В книгу входят роман «Сын Америки», повести «Черный» и «Человек, которой жил под землей», рассказы «Утренняя звезда» и «Добрый черный великан».
Латиноамериканская проза – ярчайший камень в ожерелье художественной литературы XX века. Имена Маркеса, Кортасара, Борхеса и других авторов возвышаются над материком прозы. Рядом с ними высится могучий пик – Жоржи Амаду. Имя этого бразильского писателя – своего рода символ литературы Латинской Америки. Магическая, завораживающая проза Амаду давно и хорошо знакома в нашей стране. Но роман «Тереза Батиста, Сладкий Мёд и Отвага» впервые печатается в полном объеме.
«Подполье свободы» – первый роман так и не оконченой трилогии под общим заглавием «Каменная стена», в которой автор намеревался дать картину борьбы бразильского народа за мир и свободу за время начиная с государственного переворота 1937 года и до наших дней. Роман охватывает период с ноября 1937 года по ноябрь 1940 года.
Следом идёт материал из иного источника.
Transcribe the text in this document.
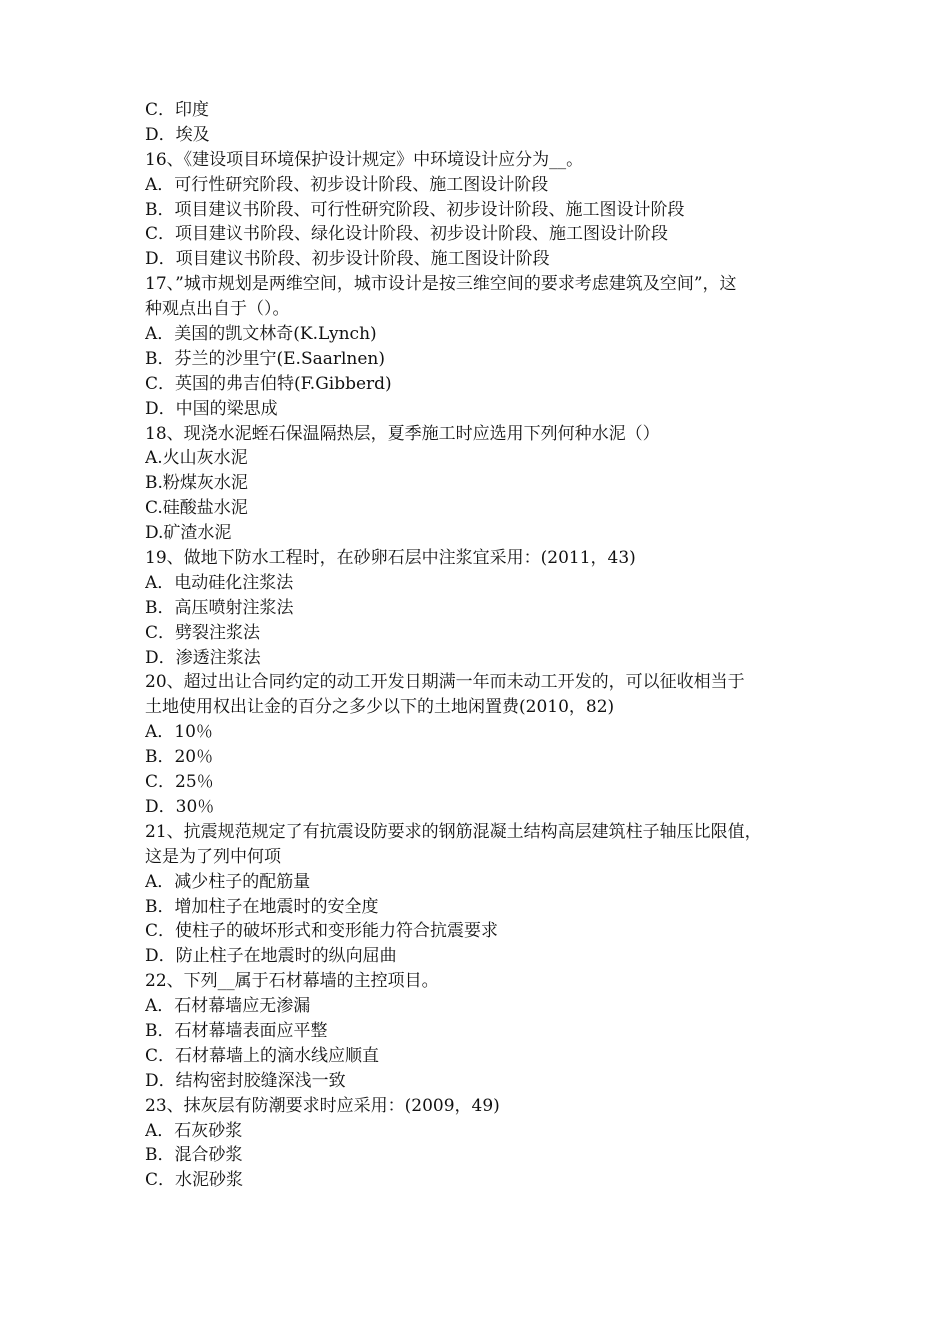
C．印度
D．埃及
16、《建设项目环境保护设计规定》中环境设计应分为__。
A．可行性研究阶段、初步设计阶段、施工图设计阶段
B．项目建议书阶段、可行性研究阶段、初步设计阶段、施工图设计阶段
C．项目建议书阶段、绿化设计阶段、初步设计阶段、施工图设计阶段
D．项目建议书阶段、初步设计阶段、施工图设计阶段
17、”城市规划是两维空间，城市设计是按三维空间的要求考虑建筑及空间”，这
种观点出自于（）。
A．美国的凯文林奇(K.Lynch)
B．芬兰的沙里宁(E.Saarlnen)
C．英国的弗吉伯特(F.Gibberd)
D．中国的梁思成
18、现浇水泥蛭石保温隔热层，夏季施工时应选用下列何种水泥（）
A.火山灰水泥
B.粉煤灰水泥
C.硅酸盐水泥
D.矿渣水泥
19、做地下防水工程时，在砂卵石层中注浆宜采用：(2011，43)
A．电动硅化注浆法
B．高压喷射注浆法
C．劈裂注浆法
D．渗透注浆法
20、超过出让合同约定的动工开发日期满一年而未动工开发的，可以征收相当于
土地使用权出让金的百分之多少以下的土地闲置费(2010，82)
A．10％
B．20％
C．25％
D．30％
21、抗震规范规定了有抗震设防要求的钢筋混凝土结构高层建筑柱子轴压比限值，
这是为了列中何项
A．减少柱子的配筋量
B．增加柱子在地震时的安全度
C．使柱子的破坏形式和变形能力符合抗震要求
D．防止柱子在地震时的纵向屈曲
22、下列__属于石材幕墙的主控项目。
A．石材幕墙应无渗漏
B．石材幕墙表面应平整
C．石材幕墙上的滴水线应顺直
D．结构密封胶缝深浅一致
23、抹灰层有防潮要求时应采用：(2009，49)
A．石灰砂浆
B．混合砂浆
C．水泥砂浆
В книге рассказывается история главного героя, который сталкивается с различными проблемами и препятствиями на протяжении всего своего путешествия. По пути он встречает множество второстепенных персонажей, которые играют важные роли в истории. Благодаря опыту главного героя книга исследует такие темы, как любовь, потеря, надежда и стойкость. По мере того, как главный герой преодолевает свои трудности, он усваивает ценные уроки жизни и растет как личность.